By convention, we convert from libp2p CIDs to `NodeId` by taking the keccak256 hash of the CID's contents. For reference, the Nim implementation of this conversion looks like:
```nim
proc toNodeId*(cid: Cid): NodeId =
## Cid to discovery id
##
readUintBE[256](keccak256.digest(cid.data.buffer).data)
```
## Wire Format
The key words “MUST”, “MUST NOT”, “REQUIRED”, “SHALL”, “SHALL NOT”, “SHOULD”,
“SHOULD NOT”, “RECOMMENDED”, “NOT RECOMMENDED”, “MAY”, and
“OPTIONAL” in this document are to be interpreted as described in [RFC 2119](https://www.ietf.org/rfc/rfc2119.txt).
As in discv5, all messages in the Codex DHT MUST be encoded with a `request_id`, which SHALL be serialized before the actual message data, as per the message envelope below:
```protobuf
message MessageEnvelope {
bytes request_id = 1; // RequestId (max 8 bytes)
bytes message_data = 2; // Encoded specific message
}
```
Signed peer records are simply libp2p [peer records](https://github.com/libp2p/specs/blob/master/RFC/0003-routing-records.md#address-record-format) wrapped in a [signed envelope](https://github.com/libp2p/specs/blob/master/RFC/0002-signed-envelopes.md#wire-format) and MUST be serialized according to the libp2p protobuf wire formats.
Providers MUST[^1] support the standard discv5 messages, with the following additions:
### ADD_PROVIDER request (0x0B)
```protobuf
message AddProviderMessage {
bytes content_id = 1; // NodeId - 32 bytes, big-endian
Envelope signed_peer_record = 2;
}
```
Registers the peer in `signed_peer_record` as a provider of the content identified by `content_id`.
### GET_PROVIDERS request (0x0C)
```protobuf
message GetProvidersMessage {
bytes content_id = 1; // NodeId - 32 bytes, big-endian
}
```
Requests the list of providers of the content identified by `content_id`.

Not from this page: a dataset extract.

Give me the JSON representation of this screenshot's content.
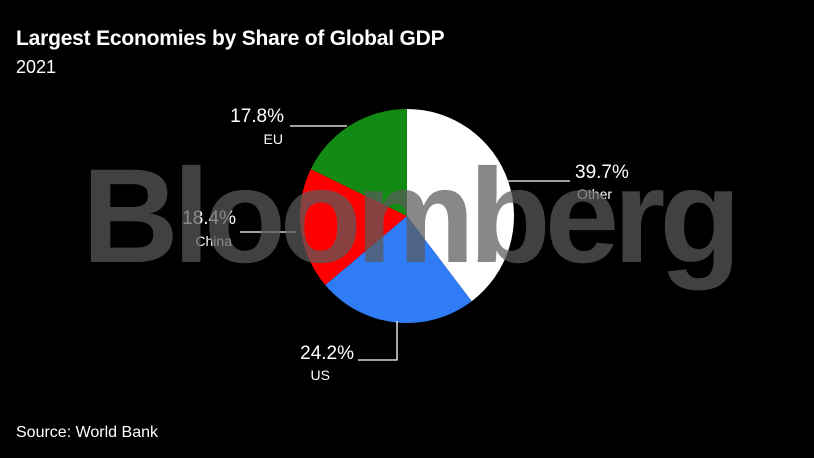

### PROVIDERS response (0x0D)
```protobuf
message ProvidersMessage {
uint32 total = 1;
repeated Envelope signed_peer_records = 2;
}
```
Returns the list of known providers of the content identified by `content_id`. `total` is currently always set to $1$.
## Copyright
Copyright and related rights waived via [CC0](https://creativecommons.org/publicdomain/zero/1.0/).
## References
- [DiscV5 DHT](https://github.com/ethereum/devp2p/blob/master/discv5/discv5.md)
- [Ethereum Node Record](https://github.com/ethereum/devp2p/blob/master/enr.md)
[^1]: This is actually stronger than necessary, but we'll refine it over time.
[^2]: This should link to the block exchange spec once it's done.